Argentina conmemora el 50.º aniversario de su último golpe militar dividida. Mientras una parte del país mantiene vigentes los reclamos de memoria, verdad y justicia, otro sector ha puesto en tela de juicio la dimensión los crímenes perpetrados durante la dictadura.
La cuestión no es casual. Desde que el presidente argentino Javier Milei estaba en campaña optó por cuestionar la cifra de 30.000 desaparecidos que, según las organizaciones de derechos humanos, ocurrieron durante ese período. Del mismo modo, ciertas voces del oficialismo han intentado justificar el proceder de los represores con el argumento de que se trató de una "guerra" para combatir a "guerrillas comunistas".

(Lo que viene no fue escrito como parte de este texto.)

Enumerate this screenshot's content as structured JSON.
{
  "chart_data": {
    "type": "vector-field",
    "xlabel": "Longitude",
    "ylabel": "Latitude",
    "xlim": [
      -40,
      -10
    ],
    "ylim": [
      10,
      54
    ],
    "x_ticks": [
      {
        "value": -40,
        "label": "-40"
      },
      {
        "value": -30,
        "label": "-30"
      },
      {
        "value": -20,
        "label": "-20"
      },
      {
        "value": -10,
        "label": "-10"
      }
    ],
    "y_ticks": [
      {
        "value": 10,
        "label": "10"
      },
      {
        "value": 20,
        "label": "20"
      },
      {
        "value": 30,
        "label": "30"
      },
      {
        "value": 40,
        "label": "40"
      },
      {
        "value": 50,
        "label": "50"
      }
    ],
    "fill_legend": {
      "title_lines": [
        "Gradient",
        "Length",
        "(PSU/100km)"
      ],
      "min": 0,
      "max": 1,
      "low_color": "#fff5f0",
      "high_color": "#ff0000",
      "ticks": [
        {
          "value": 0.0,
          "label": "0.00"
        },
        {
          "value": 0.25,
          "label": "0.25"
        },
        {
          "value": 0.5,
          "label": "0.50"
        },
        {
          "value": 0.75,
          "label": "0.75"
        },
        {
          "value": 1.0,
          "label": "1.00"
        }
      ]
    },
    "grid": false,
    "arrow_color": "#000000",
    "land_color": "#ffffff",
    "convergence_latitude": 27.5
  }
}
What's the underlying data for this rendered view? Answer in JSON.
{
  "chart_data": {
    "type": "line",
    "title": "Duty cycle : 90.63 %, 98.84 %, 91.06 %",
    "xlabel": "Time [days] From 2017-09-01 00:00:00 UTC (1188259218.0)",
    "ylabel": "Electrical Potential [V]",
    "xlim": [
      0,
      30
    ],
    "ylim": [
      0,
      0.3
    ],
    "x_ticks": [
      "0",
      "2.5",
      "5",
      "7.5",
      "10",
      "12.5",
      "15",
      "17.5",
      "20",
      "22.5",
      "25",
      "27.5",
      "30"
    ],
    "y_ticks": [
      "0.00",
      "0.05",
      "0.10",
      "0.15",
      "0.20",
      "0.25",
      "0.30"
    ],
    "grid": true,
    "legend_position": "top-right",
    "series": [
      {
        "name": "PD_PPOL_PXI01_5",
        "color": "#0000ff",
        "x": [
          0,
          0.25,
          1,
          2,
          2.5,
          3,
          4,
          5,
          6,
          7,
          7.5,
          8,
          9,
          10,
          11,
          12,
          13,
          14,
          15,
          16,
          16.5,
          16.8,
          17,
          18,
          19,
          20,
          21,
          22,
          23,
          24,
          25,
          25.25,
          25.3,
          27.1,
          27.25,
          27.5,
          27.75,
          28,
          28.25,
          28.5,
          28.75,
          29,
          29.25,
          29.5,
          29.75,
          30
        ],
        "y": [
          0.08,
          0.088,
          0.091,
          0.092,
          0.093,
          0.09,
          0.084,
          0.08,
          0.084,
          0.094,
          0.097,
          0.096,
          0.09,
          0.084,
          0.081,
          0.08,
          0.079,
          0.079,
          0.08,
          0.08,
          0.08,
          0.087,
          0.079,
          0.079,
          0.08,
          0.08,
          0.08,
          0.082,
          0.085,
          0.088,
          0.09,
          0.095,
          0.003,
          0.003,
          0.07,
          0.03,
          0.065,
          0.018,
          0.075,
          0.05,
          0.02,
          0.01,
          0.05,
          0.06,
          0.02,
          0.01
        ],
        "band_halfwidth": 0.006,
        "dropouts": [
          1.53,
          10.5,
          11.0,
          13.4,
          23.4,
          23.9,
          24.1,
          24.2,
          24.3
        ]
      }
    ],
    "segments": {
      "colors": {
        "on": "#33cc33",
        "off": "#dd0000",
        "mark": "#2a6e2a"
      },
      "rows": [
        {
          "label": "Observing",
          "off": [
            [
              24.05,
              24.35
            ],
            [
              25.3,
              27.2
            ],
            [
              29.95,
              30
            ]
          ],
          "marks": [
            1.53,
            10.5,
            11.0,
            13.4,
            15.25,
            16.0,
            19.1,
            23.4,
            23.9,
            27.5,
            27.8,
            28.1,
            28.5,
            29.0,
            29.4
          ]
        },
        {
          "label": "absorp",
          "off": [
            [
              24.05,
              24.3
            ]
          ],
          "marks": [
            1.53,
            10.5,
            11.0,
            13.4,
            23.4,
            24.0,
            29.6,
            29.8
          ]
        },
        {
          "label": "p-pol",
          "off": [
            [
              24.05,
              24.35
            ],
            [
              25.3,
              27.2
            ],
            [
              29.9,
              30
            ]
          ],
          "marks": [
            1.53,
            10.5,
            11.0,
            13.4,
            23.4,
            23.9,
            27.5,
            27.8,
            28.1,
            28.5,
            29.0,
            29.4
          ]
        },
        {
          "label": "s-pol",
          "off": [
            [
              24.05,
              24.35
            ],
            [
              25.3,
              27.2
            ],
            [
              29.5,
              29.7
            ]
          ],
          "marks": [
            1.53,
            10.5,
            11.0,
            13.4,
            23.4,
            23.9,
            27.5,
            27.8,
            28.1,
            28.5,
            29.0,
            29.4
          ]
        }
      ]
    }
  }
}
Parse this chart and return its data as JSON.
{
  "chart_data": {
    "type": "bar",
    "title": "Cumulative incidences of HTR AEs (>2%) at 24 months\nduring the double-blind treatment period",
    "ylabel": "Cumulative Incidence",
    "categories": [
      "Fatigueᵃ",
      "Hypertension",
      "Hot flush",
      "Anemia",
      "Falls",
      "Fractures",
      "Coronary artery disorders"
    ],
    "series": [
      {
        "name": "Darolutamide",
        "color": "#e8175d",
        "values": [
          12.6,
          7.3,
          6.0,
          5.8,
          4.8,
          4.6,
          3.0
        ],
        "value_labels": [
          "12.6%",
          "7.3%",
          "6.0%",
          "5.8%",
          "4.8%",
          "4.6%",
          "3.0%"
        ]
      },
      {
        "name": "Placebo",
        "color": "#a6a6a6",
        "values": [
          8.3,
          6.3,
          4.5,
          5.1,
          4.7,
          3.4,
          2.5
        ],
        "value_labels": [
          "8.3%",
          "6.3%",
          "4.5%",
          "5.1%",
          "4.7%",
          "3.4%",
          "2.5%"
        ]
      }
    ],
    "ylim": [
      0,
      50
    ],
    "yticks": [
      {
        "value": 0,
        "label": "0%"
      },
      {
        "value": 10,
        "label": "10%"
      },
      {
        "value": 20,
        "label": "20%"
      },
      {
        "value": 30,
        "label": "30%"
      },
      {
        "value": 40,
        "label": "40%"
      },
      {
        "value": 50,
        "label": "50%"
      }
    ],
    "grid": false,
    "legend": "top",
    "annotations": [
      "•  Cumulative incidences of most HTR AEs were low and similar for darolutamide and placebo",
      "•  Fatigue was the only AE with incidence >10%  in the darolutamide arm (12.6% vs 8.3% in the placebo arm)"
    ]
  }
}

De este modo, el país suramericano cumple medio siglo con las heridas abiertas ante la magnitud de los crímenes cometidos por represores que secuestraron, torturaron, asesinaron y desaparecieron a decenas de miles de víctimas, al tiempo en que robaron recién nacidos en centros clandestinos de detención, violaron a las secuestradas y se apropiaron de bienes, en delitos que han sido ampliamente documentados por la Justicia.

Demonios y terroristas
El Gobierno de Milei reinstaló la "teoría de los dos demonios", que promueve la idea de que las guerrillas y la dictadura cometieron delitos equivalentes, a pesar de que las leyes internacionales establecen que los crímenes cometidos desde el Estado entrañan una gravedad mayor y, por lo tanto, son de lesa humanidad e imprescriptibles.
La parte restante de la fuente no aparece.